Okay, still running, me and Dad, just like we did at the start when I came home. Back when I figured maybe just running would make him better. You run hard enough and long enough and everything inside is muted under the torrent of your body moving blood and oxygen and your head buzzes bright. Back when I first came home I was ready to get lost with Dad. And I did some days. Some nights.

Then the hurt unlocked itself, Dad and the land. Now whole days go where he’s like he was before. There’s no muttering, okay? There’s no set of staring eyes, as empty as the rusted sheds we’re running past. There’s no shitting himself or wandering off into the dark green. No. We have all of him now: Pull my finger, he ordered at dinner on Saturday.
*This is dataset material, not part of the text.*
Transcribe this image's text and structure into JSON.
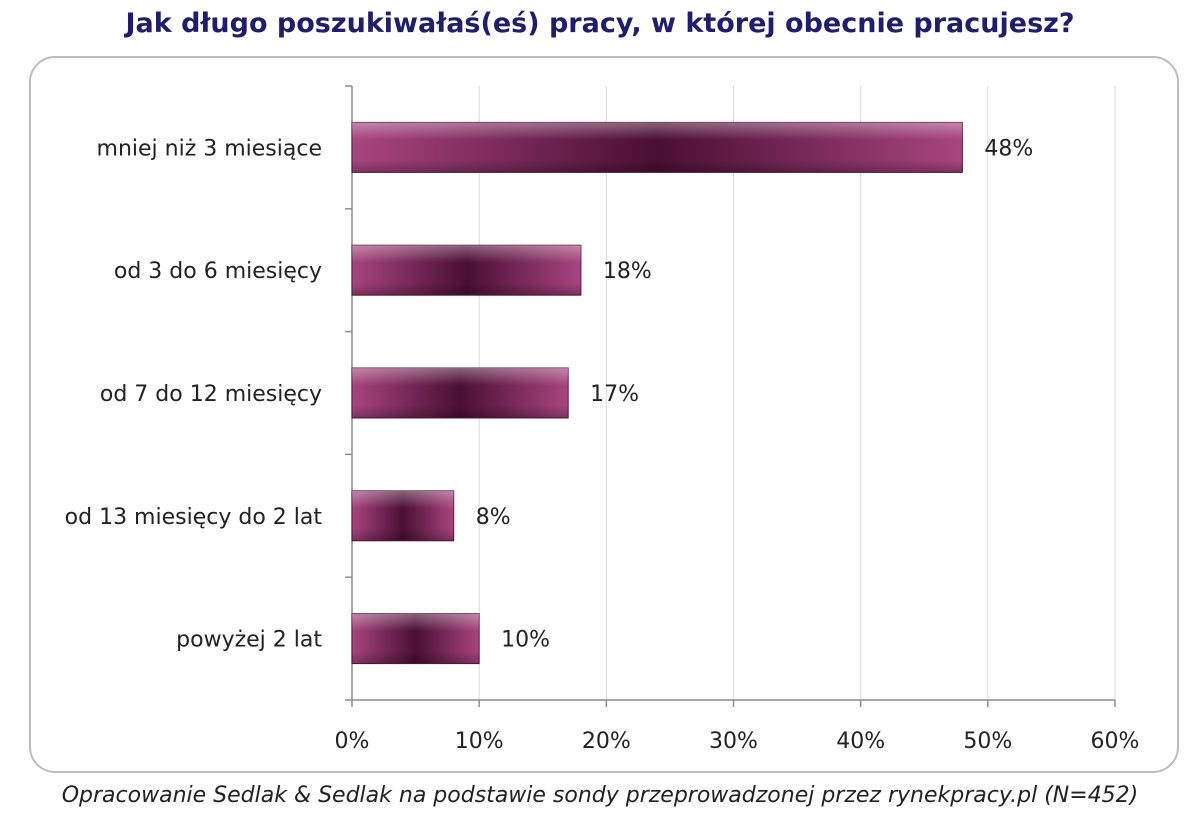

And after our run yesterday morning he said: I been running so hard I think your mom gonna die.

Who, by the way. Mom. It hasn’t been since my hanabata days that I’ve seen her like she is now. For a while a part of her had given up. She’d lost everything and was only continuing to wake up because it’s what she’d always done. Or maybe she thought there was something in Dean and me that she could live for. I don’t know about that. But I do know Noa will always be her favorite; it wasn’t even about Noa, really, or at least not just the person. For Mom, Noa was a son but he was also the legends that came with him. How those contracted everything that hurt us—the broke years, the move to the city, the shit jobs she and Dad had—into a single point of purpose. And that purpose was so big she didn’t have to understand it to know she had an important part to play. Big destiny is a thing you get drunk on.